Киль со шпангоутами и клинкерной обшивкой, фальшборт, палубный настил, составная мачта и длинные весла — основные элементы конструкции нового типа судов. Во вполне сложившемся виде он представлен находками в курганах Усеберга и Гокстада. Этот тип судов был, по существу, универсален: одинаково приспособлен для передвижения в открытом море, прибрежных водах и по большим и средним рекам, внутренним водоемам; пригоден для транспортировки людей я грузов, для пиратских набегов и торговых поездок.

В течение эпохи викингов прослеживается тенденция к дальнейшему наращиванию размеров судна: «длинные корабли» (langskipar) поздней эпохи викингов были самым эффективным выражением престижа и претензий их владельцев (вплоть до «конунгов-викингов»).
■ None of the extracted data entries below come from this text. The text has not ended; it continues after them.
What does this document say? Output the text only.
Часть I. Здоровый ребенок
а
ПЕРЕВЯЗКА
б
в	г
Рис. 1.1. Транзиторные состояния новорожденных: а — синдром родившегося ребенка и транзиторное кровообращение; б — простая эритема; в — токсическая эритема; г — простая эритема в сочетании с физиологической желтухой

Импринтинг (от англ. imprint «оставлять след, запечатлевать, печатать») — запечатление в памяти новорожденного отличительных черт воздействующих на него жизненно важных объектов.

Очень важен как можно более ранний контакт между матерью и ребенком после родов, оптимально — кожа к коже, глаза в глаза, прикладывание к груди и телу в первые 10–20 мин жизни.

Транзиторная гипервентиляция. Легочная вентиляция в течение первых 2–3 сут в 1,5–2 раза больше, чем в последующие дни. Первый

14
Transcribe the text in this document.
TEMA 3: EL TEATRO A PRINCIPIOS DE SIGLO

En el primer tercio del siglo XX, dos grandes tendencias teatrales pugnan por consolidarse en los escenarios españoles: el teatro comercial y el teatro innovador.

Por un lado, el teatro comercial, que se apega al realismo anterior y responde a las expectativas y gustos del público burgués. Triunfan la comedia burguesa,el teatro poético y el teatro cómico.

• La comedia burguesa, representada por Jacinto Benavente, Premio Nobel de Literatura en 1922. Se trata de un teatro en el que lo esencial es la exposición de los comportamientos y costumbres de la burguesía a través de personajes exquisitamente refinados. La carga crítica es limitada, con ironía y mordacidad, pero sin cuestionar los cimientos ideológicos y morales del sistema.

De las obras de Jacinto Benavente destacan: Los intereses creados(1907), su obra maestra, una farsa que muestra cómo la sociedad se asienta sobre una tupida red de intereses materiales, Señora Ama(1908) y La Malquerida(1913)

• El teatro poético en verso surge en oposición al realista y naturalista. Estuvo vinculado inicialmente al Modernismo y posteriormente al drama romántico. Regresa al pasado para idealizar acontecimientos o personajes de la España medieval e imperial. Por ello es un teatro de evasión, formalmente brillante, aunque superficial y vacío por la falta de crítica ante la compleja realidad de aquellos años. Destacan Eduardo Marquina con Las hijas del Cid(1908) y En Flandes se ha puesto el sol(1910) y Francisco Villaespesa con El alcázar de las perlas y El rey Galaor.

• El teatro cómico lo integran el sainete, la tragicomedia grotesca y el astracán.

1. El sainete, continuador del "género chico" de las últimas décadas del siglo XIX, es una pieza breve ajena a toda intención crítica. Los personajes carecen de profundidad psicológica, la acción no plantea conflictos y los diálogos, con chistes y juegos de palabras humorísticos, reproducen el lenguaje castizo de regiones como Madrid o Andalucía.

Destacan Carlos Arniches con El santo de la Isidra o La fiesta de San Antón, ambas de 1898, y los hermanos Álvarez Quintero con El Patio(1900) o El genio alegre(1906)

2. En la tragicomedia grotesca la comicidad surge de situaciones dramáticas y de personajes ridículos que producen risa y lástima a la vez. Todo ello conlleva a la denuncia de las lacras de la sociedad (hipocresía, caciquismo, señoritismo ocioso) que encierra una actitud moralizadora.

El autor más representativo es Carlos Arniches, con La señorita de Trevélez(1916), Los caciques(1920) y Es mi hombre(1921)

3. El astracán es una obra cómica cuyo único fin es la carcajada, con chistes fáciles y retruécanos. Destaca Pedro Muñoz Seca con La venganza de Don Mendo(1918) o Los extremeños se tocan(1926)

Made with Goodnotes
Однако уже к средней эпохе викингов, видимо, были достигнуты их пределы, т. к. длина отражалась на прочности конструкции. Универсальность нового типа судов была исчерпана. В позднюю эпоху викингов начинается дифференциация, появляется перспективный новый тип грузового корабля — knorr, и в находке из Скульделёв (XI в.) представлены уже различные типы судов [371].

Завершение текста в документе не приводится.